Allowing users to opt-out of the DAG would indeed make marimo more accessible to Jupyter users. But it would also break everything that marimo enables: it would introduce hidden state, make it impossible to run notebooks as apps or execute them as scripts with well-defined execution order, and severely limit the runtimes we could experiment with. For this reason, we politely rejected this feature request.

On the other hand, this user’s feedback stuck with me: they mentioned that automatic execution of cells’ descendants was less than ideal for notebooks with expensive cells. And I think really, this was the heart of their complaint. So we embraced the spirit of their feedback, if not its letter, and added support for a lazy runtime that marks descendants as stale instead of automatically executing them. In this way, we made marimo better suited to running expensive computations, while still retaining the guarantees provided by the underlying DAG.
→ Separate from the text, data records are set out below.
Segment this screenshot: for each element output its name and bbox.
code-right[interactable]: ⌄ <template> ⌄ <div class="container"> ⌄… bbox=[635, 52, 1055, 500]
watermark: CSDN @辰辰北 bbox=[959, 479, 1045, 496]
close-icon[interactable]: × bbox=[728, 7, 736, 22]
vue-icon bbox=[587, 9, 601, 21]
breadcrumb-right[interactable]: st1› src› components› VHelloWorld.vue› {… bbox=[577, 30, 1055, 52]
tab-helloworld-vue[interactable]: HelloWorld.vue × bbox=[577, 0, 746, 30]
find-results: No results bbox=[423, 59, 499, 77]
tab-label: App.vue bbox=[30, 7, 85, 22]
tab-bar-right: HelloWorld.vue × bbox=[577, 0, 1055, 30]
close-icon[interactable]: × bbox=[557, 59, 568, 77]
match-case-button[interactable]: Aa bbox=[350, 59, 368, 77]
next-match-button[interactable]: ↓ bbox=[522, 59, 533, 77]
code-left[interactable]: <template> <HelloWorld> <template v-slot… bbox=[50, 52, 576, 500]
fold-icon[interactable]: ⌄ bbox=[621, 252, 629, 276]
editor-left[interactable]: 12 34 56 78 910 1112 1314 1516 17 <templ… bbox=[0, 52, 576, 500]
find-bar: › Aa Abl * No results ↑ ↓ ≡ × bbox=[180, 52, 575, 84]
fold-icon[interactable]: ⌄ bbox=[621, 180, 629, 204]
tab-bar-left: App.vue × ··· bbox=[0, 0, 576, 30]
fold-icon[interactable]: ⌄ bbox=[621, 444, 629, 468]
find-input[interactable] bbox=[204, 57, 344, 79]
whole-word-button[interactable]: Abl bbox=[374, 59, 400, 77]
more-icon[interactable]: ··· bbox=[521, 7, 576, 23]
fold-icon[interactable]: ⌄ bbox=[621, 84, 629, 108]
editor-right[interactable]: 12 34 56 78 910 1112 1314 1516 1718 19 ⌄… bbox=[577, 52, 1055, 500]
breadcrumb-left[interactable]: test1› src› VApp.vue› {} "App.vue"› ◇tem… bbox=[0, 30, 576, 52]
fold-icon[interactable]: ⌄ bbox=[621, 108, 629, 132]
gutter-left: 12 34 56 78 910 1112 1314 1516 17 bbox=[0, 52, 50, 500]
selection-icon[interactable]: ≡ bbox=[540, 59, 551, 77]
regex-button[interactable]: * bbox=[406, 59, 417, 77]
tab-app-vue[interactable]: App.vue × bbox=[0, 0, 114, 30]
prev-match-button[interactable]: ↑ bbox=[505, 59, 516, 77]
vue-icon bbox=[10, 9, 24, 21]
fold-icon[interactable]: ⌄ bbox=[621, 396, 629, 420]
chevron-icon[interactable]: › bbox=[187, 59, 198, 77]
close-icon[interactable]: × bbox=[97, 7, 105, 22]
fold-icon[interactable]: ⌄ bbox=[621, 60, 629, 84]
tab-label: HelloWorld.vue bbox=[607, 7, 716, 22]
Another pillar: marimo notebooks are pure Python. If you’ve been paying close attention, you’ll have noticed that marimo is both a notebook and a library (import marimo as mo). The library provides access to things like UI elements, markdown, and other helpful utilities. marimo exists as a library precisely because we want marimo notebooks to be just Python; this puts them on the same footing as other Python programs and helps make them multi-purpose.

That’s why we don’t have support for Jupyter magics. If a user asks for a magic command, we typically just build the functionality directly into the notebook (like we did for module reloading), or suggest a pure Python alternative (e.g., subprocess.run instead of ! commands).

Conclusion

When I first started marimo, I didn’t imagine that it would be used by places like Stanford, BlackRock, CZ Research, SLAC, LBNL, Sonos, Gridmatic, Sumble, and so many others.

We have lots of work ahead of us, and many more lessons to learn. Still, I think the lessons we’ve learned are durable, and I hope they’ll keep us grounded as we grow.